Kozbar
Le chef de l'UOC-KP ["patriarcat de Kiev (sic!)] Nikodim Kobzar, a donné une longue interview à la chaîne NTP. De l'intégralité de l'interview de 3 heures et demie, nous avons essayé de prendre les points les plus importants qui révèlent les coulisses non seulement de cas nouveaux mais aussi oubliés depuis longtemps impliquant non seulement des associations non canoniques ukrainiennes, mais aussi l'Eglise russe, le patriarcat de Constantinople et l'Eglise orthodoxe ukrainienne canonique. Voici donc la thèse et l'ordre chronologique :
- En 2008, le chef de l'UOC-KP, Philarète Denyssenko, a refusé le Tomos du Patriarcat de Constantinople parce qu'il était convaincu que Phanar ferait de l'Église ukrainienne sa propre métropole et n'accorderait pas le statut de patriarcat ;[ en fait il avait d'abord accepté et avait obtenu le titre de patriarche d'honneur, et s'était retiré de la secte du Phanar car il n'avait pas la place qu'il estimait mériter. NdT]

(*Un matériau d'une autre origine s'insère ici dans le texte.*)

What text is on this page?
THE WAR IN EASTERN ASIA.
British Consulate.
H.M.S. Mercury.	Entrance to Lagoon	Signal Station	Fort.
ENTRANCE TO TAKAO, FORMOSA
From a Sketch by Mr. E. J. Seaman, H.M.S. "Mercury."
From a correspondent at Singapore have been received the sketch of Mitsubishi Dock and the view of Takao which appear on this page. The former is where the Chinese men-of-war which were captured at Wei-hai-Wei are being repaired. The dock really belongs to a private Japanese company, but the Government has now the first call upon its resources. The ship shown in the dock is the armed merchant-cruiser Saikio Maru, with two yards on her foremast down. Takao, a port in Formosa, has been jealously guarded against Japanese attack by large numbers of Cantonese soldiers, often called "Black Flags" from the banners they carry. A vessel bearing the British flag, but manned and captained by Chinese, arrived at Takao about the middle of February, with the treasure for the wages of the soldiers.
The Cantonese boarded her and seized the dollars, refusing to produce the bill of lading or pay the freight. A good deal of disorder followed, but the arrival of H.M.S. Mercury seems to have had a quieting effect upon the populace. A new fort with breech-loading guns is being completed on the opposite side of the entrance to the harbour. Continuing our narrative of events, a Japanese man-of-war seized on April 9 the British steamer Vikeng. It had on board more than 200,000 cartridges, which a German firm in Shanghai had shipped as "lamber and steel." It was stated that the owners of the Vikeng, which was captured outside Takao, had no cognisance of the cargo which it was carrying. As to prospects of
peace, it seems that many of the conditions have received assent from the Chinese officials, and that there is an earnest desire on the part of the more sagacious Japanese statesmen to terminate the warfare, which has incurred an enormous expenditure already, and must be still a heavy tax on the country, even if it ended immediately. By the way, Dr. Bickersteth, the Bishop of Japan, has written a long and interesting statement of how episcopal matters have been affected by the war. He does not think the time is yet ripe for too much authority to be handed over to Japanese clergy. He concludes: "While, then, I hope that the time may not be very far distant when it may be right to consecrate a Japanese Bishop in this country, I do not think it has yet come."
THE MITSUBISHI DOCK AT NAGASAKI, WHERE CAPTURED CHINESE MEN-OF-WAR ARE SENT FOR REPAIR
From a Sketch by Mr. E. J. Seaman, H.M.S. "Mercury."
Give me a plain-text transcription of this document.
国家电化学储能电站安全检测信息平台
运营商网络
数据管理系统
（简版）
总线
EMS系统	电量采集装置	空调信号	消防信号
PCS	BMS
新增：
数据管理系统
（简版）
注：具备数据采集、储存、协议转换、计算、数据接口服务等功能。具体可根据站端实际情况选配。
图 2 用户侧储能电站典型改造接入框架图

- En 2017, lorsque Philarète a écrit une "lettre de repentance" au Conseil de l'Église orthodoxe russe, un certain nombre de hiérarques de "l'église orthodoxe d'Ukraine [OCU schismatique] actuelle, principalement Yevstratiy Zoria, se sont rendus secrètement à Moscou, où ils ont reçu des ordinations valides. L'ordination a été dirigée par le métropolite Hilarion (Alfeyev) de l'Église orthodoxe russe en concélébration avec d'autres évêques (sans nom) de l'Église orthodoxe russe ;
- Philarète a refusé d'avoir des contacts avec l'Église orthodoxe russe en 2017, car il croyait que le patriarcat de Moscou n'accorderait pas l'autocéphalie à l'Église ukrainienne même après l'unification avec l'UOC-KP. En outre, Denyssenko a insisté sur le statut du patriarcat pour l'UOC unie ;
- Dans le cadre des accords annoncés avant l'octroi du Tomos en 2019, Denyssenko a prêté serment à Epiphane qu'il resterait le chef de l'OCU pour le reste de sa vie. En même temps, bien que Dumenko soit considéré comme le « primat », il devrait « apprendre » de Philarète comment diriger l'Eglise jusqu'à sa mort. En conséquence, ces accords ont été violés, ce qui a conduit à une scission de l'OCU ;
- Pendant 7 ans de son existence, l'OCU n'a pas réussi à obtenir de résultats visibles, à l'exception des scandales dévastateurs qui ont indigné le monde orthodoxe. Ainsi, le Phanar rassemble une « base » pour changer le leadership de l'OCU. Le rôle principal dans ce processus est joué par l'archevêque Elpidophore des États-Unis, qui envisage même de révoquer le Tomos après la mort du patriarche Bartholomée ;
- Les prêtres de l'UOC canonique sont réticents à rejoindre l'OCU, schismatique car la question du manque de grâce du Saint-Esprit est extrêmement aiguë dans l'organisation. Par exemple, Abraham Lotysh, un moine du monastère des grottes de Kiev qui est passé de l'UOC à l'OCU, a accepté cette étape, ayant précédemment établi une condition qu'au moins deux représentants de Phanar participent à son ordination épiscopale. En conséquence, le Métropolite Emmanuel Adamakis de Chalcédoine et l'exarque du Phanar en Ukraine, l'évêque Mikhail Anishchenko de Koman, ont ordonné Lotish ;
- D'ailleurs, le fait même que l'Ukraine ait un exarque, et non un représentant de Phanar, indique que l'OCU est, en fait, une métropole de Phanar, et Anishchenko joue le rôle d'un "superviseur".
- Dans le même temps, l'OCU schismatique elle-même effectue une « réordination » complète du clergé de l'UOC-KP, qui se déplace vers la structure de Dumenko ;
- Aujourd'hui, l'UOC-KP compte environ 50 paroisses en Ukraine et un certain nombre de paroisses à l'étranger ;
- L'UOC-KP ne se félicite pas de la saisie des églises et d'autres biens de l'UOC (il est, bien sûr, ridicule d'entendre cela, étant donné que Philarète en particulier au début des années 90, était discrètement engagé dans des raids) ;
- Le chef de l'UOC-KP s'oppose à l'"abolition" des saints par le Synode de l'OCU. De plus, il ne nie pas la sainteté et la canonisation de la famille impériale, bien qu'il ne placerait pas leur icône dans ses églises ;
- Le chef de l'UOC-KP est convaincu que tôt ou tard toutes les branches orthodoxes en Ukraine s'uniront. En même temps, même dans ce cas, il ne sera pas prêt à renoncer à son statut de « patriarche » (vieilles rengaines habituelles).